例えば、かわいらしい声、純粋な好奇心、つるつるすべすべのお肌、何につけても「ママ!ママ!」と呼ばれること、背中にベッタリくっついてくること、どんなに叱っても「ママ大好き」と言われること、すべて「今だけ」です。
「ワンオペ育児」という言葉に自分をすっぽり入れてしまうと、今起きている奇跡のような出来事が大変さの影に隠されて見えなくなってしまいます。

子育期間に何を求める?

ワンオペ育児の大変さは人それぞれでも、少しでもハッピーな毎日を送りたいという気持ちは共通ですよね。しかし、何がハッピーと感じるかはこれまた人それぞれです。
 そこで、「自分は子育て期間に何を求めるか?」がはっきりすると、どんな努力(時には諦め)が必要で、そのためにどんな方法があるのか見えてきます。
「仕事(キャリア)」「夫婦の時間」「家族の時間」「子どもとの時間」「ひとりの時間」「友人との時間」「遊び」「勉強」「お金」「健康」「休息」など書き出し、優先順位を付けてみてください。
ワンオペ育児で大変だと感じる根底には、何が足りないという気持ちがあるのでしょうか?そして、ワンオペ育児が改善されたら、何を増やしたいですか?
さらに、それが今本当に必要なことなのか?今じゃなければ出来ないことって何だろう?というところまで考えてみましょう。
もちろん正確はひとりひとり違うはずです。だからこそ、自分は何を求めているかをはっきりさせることで、物事がとてもシンプルになります。

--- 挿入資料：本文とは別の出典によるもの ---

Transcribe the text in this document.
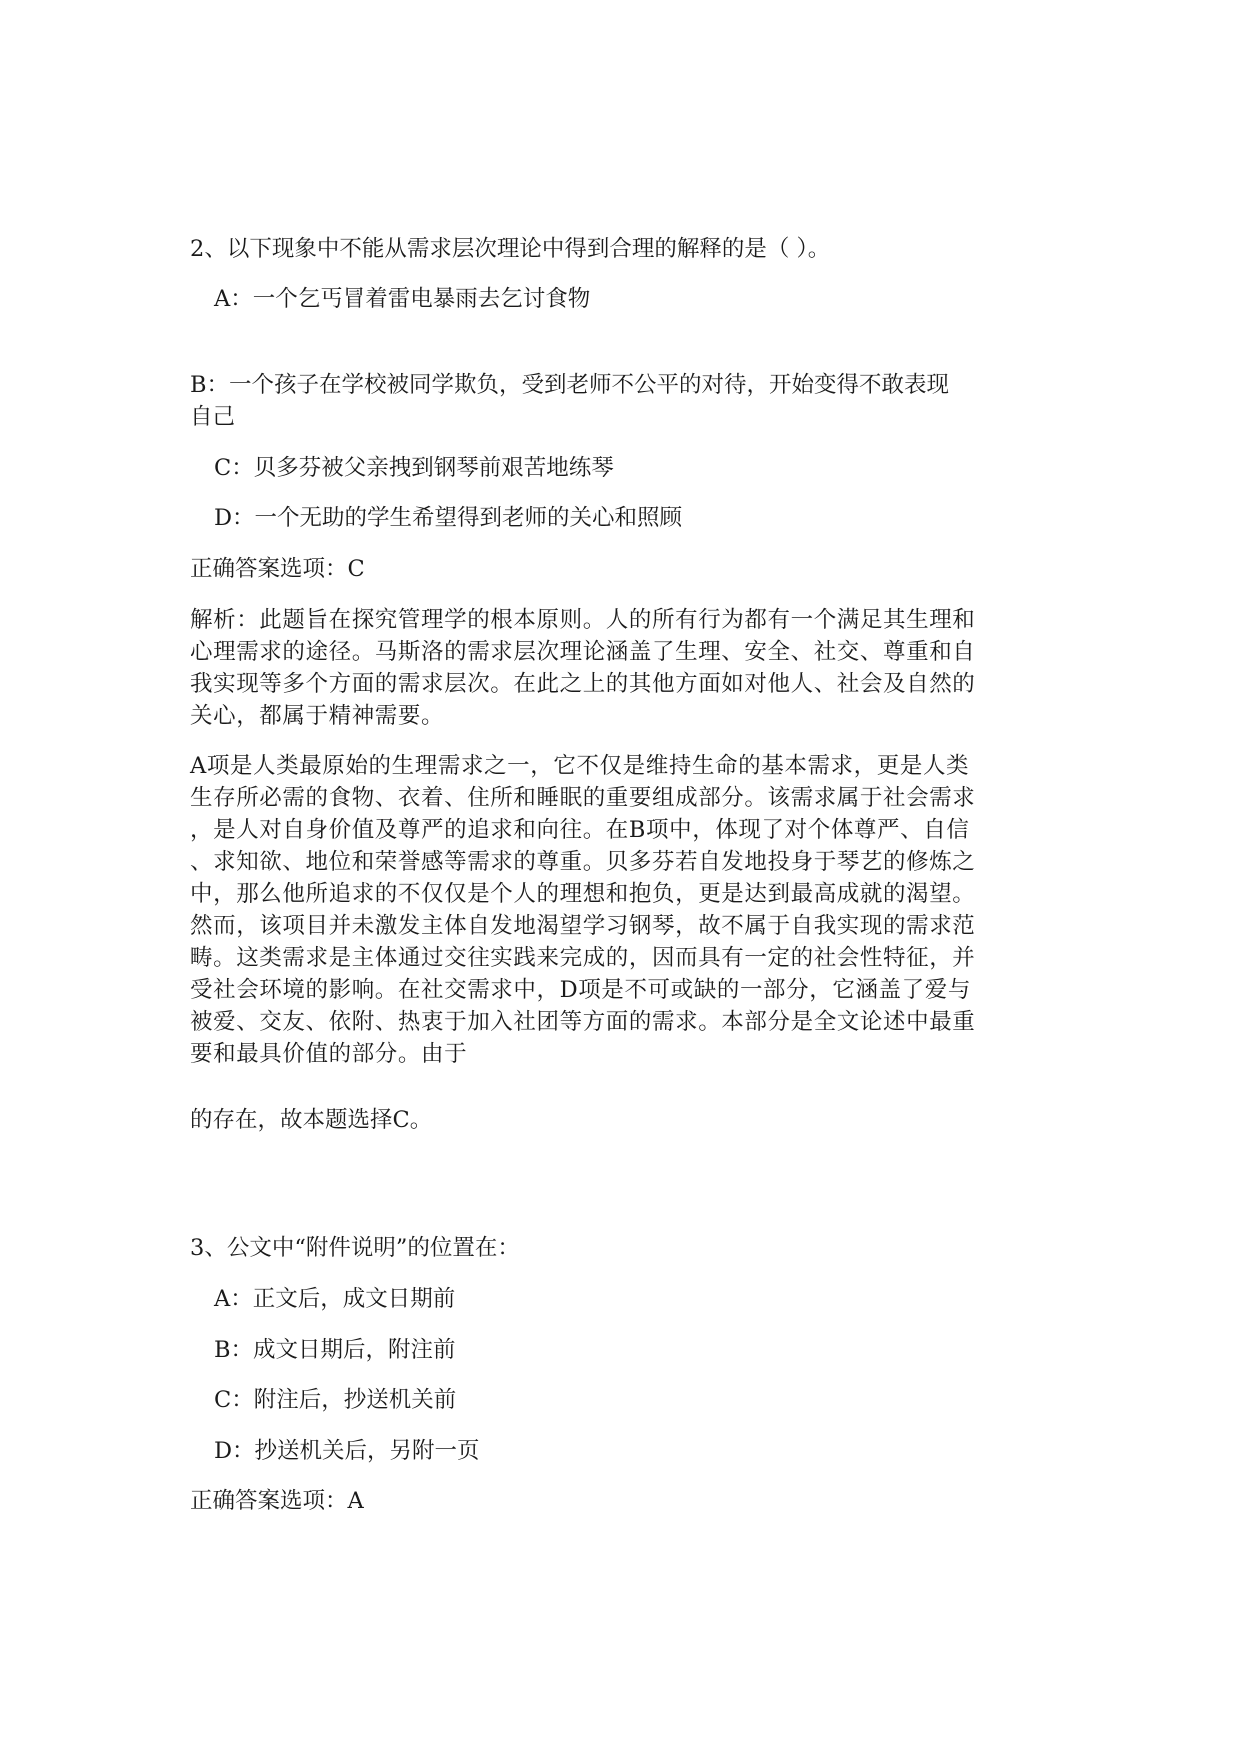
2、以下现象中不能从需求层次理论中得到合理的解释的是（ ）。
A：一个乞丐冒着雷电暴雨去乞讨食物
B：一个孩子在学校被同学欺负，受到老师不公平的对待，开始变得不敢表现
自己
C：贝多芬被父亲拽到钢琴前艰苦地练琴
D：一个无助的学生希望得到老师的关心和照顾
正确答案选项：C
解析：此题旨在探究管理学的根本原则。人的所有行为都有一个满足其生理和
心理需求的途径。马斯洛的需求层次理论涵盖了生理、安全、社交、尊重和自
我实现等多个方面的需求层次。在此之上的其他方面如对他人、社会及自然的
关心，都属于精神需要。
A项是人类最原始的生理需求之一，它不仅是维持生命的基本需求，更是人类
生存所必需的食物、衣着、住所和睡眠的重要组成部分。该需求属于社会需求
，是人对自身价值及尊严的追求和向往。在B项中，体现了对个体尊严、自信
、求知欲、地位和荣誉感等需求的尊重。贝多芬若自发地投身于琴艺的修炼之
中，那么他所追求的不仅仅是个人的理想和抱负，更是达到最高成就的渴望。
然而，该项目并未激发主体自发地渴望学习钢琴，故不属于自我实现的需求范
畴。这类需求是主体通过交往实践来完成的，因而具有一定的社会性特征，并
受社会环境的影响。在社交需求中，D项是不可或缺的一部分，它涵盖了爱与
被爱、交友、依附、热衷于加入社团等方面的需求。本部分是全文论述中最重
要和最具价值的部分。由于
的存在，故本题选择C。
3、公文中“附件说明”的位置在：
A：正文后，成文日期前
B：成文日期后，附注前
C：附注后，抄送机关前
D：抄送机关后，另附一页
正确答案选项：A
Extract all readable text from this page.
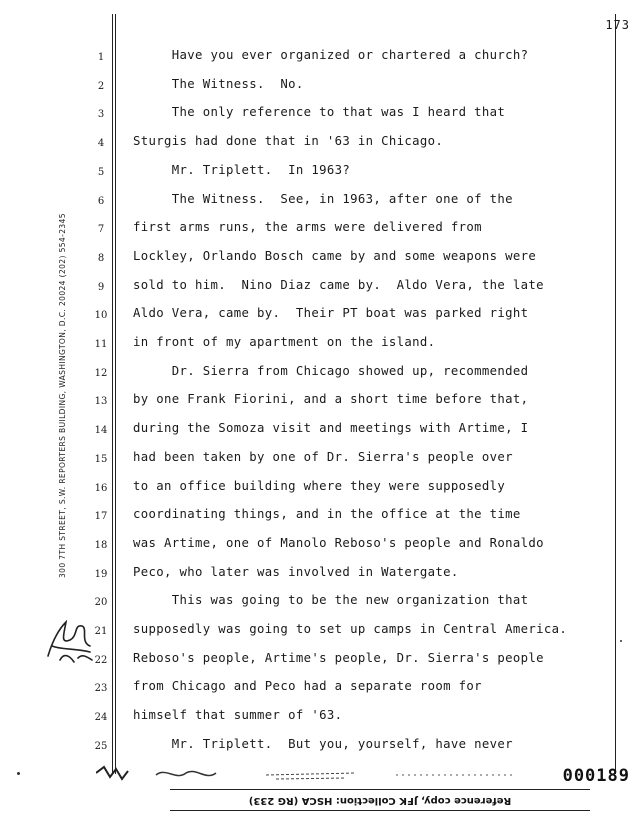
173
300 7TH STREET, S.W. REPORTERS BUILDING, WASHINGTON, D.C. 20024 (202) 554-2345
1
2
3
4
5
6
7
8
9
10
11
12
13
14
15
16
17
18
19
20
21
22
23
24
25
Have you ever organized or chartered a church?
The Witness.  No.
The only reference to that was I heard that
Sturgis had done that in '63 in Chicago.
Mr. Triplett.  In 1963?
The Witness.  See, in 1963, after one of the
first arms runs, the arms were delivered from
Lockley, Orlando Bosch came by and some weapons were
sold to him.  Nino Diaz came by.  Aldo Vera, the late
Aldo Vera, came by.  Their PT boat was parked right
in front of my apartment on the island.
Dr. Sierra from Chicago showed up, recommended
by one Frank Fiorini, and a short time before that,
during the Somoza visit and meetings with Artime, I
had been taken by one of Dr. Sierra's people over
to an office building where they were supposedly
coordinating things, and in the office at the time
was Artime, one of Manolo Reboso's people and Ronaldo
Peco, who later was involved in Watergate.
This was going to be the new organization that
supposedly was going to set up camps in Central America.
Reboso's people, Artime's people, Dr. Sierra's people
from Chicago and Peco had a separate room for
himself that summer of '63.
Mr. Triplett.  But you, yourself, have never
000189
Reference copy, JFK Collection: HSCA (RG 233)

そして最後に、もしも、「ワンオペ育児をしている自分」に囚われていることで、本来見えてよいはずの子どもの可愛さが見えなくなっているとしたらどうでしょう?もったいないですよね。そんな時は、上で提案したように一度視点を変えてみましょう。その上で、改めて自分と向き合ってみることをおすすめします。